Things've changed in the world of Kuro Neko.
It's funny, maybe a lot of their phases ended too.. Or maybe they felt the same vibe that our group felt last year and didn't feel like coming back. Knowing that hardly any people I met there were at the con, I don't feel like I've missed out much by not being there.
It's almost 1 am. I'm a little buzzed. I talked to Jason all day again via text messages, good lord we've been talking a lot. It's interesting to get to know him but I feel odd at the same time because he has a girlfriend. I'm trying to just ignore it and get to know him as much as I can as a friend. I like him though, he's really intelligent.

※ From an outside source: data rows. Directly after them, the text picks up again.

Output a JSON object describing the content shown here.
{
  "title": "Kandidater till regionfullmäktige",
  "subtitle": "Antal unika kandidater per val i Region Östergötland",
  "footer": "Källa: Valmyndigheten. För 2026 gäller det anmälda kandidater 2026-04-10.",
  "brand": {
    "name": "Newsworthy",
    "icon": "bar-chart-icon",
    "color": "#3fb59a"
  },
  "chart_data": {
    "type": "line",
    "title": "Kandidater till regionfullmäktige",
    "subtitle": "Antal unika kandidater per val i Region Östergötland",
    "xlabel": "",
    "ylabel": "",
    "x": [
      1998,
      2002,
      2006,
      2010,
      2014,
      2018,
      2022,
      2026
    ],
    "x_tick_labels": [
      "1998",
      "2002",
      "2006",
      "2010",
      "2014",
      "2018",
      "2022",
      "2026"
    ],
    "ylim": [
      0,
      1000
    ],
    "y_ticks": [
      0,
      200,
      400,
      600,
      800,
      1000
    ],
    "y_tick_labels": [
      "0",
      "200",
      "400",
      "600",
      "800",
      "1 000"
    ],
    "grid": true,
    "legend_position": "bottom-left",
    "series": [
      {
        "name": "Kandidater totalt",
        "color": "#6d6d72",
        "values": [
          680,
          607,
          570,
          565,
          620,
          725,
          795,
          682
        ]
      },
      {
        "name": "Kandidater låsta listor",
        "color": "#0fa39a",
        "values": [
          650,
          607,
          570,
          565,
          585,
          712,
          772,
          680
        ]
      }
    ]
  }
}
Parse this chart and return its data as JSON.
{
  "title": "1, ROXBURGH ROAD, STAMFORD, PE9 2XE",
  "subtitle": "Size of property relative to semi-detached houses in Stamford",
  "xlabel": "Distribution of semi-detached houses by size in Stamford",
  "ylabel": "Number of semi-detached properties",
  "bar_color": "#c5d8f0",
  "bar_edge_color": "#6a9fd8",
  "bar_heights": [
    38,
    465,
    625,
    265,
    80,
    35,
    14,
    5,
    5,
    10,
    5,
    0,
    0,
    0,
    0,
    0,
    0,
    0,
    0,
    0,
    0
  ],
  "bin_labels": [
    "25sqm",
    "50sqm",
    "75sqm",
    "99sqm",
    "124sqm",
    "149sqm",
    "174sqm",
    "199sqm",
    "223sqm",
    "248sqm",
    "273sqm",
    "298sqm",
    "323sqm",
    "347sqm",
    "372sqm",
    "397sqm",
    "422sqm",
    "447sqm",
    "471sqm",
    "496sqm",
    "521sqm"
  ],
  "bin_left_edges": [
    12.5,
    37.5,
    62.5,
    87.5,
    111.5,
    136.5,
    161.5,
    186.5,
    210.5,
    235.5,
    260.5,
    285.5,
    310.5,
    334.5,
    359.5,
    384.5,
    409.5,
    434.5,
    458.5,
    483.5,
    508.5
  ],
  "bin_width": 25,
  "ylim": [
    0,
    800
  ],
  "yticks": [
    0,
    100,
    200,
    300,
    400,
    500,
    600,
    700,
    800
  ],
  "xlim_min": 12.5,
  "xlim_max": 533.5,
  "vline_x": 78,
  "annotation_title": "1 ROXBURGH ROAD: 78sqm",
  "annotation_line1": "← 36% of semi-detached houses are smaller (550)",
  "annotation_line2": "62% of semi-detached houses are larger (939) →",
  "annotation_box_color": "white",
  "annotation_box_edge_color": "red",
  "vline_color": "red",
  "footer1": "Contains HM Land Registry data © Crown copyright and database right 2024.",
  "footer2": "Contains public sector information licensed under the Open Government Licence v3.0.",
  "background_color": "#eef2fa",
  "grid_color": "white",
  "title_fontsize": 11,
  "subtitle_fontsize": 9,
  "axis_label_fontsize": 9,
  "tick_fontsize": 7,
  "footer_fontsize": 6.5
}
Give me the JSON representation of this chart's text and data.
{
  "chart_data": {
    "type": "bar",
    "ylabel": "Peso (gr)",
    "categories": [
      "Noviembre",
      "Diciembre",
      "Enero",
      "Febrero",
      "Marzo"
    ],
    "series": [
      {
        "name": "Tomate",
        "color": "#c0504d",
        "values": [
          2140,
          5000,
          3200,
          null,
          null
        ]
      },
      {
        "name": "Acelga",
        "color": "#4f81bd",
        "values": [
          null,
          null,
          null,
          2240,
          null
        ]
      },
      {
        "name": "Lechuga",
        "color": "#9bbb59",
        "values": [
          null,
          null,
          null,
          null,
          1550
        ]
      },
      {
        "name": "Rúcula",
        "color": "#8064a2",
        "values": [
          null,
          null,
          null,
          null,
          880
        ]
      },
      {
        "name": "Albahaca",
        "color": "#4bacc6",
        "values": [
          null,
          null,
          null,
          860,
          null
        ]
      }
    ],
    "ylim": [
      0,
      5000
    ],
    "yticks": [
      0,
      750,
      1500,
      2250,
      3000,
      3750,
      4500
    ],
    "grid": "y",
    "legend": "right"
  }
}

Tomorrow I'm really going to start studying accounting and math. Just a half hour a day would make such a huge difference for me in the long run, it'll make things a lot less difficult. I've also got to get ahold of the school tomorrow about allowing me to take precalc. I really hope THAT works out because that's stressful for me on top of everything else.
Tyler D. called me today asking if I'd like to get together before I leave. When I told him I wasn't going to be leaving until September 12th or so he's like, "Oh! That's not for a long time." I'm going to try and make this very last few weeks special, even if I don't have much planned.
Because this is, in fact, the last I will ever live with my parents in Benton city. I've promised this to myself, once I'm out of here I'm done. I've lived for 20 years and aside from the brief months in California I've always had the same room, same bed location, same ceiling over my head, same little plastic glow in the dark stars that were taken down only recently...
When I went out to Mizu sushi yesterday to catch up with some of the Japanese club people I explained to Taylor that I was a little nervous.
"You'll be Fine!! Relax, you'll find a new happy place up there. You're going to do great, you're not going to fail."
Of course this is all stuff that deep down but to hear it from him felt wonderful. Taylor is such a nice guy, I wish I hadn't been so tired that evening or I would have initiated more conversation with him.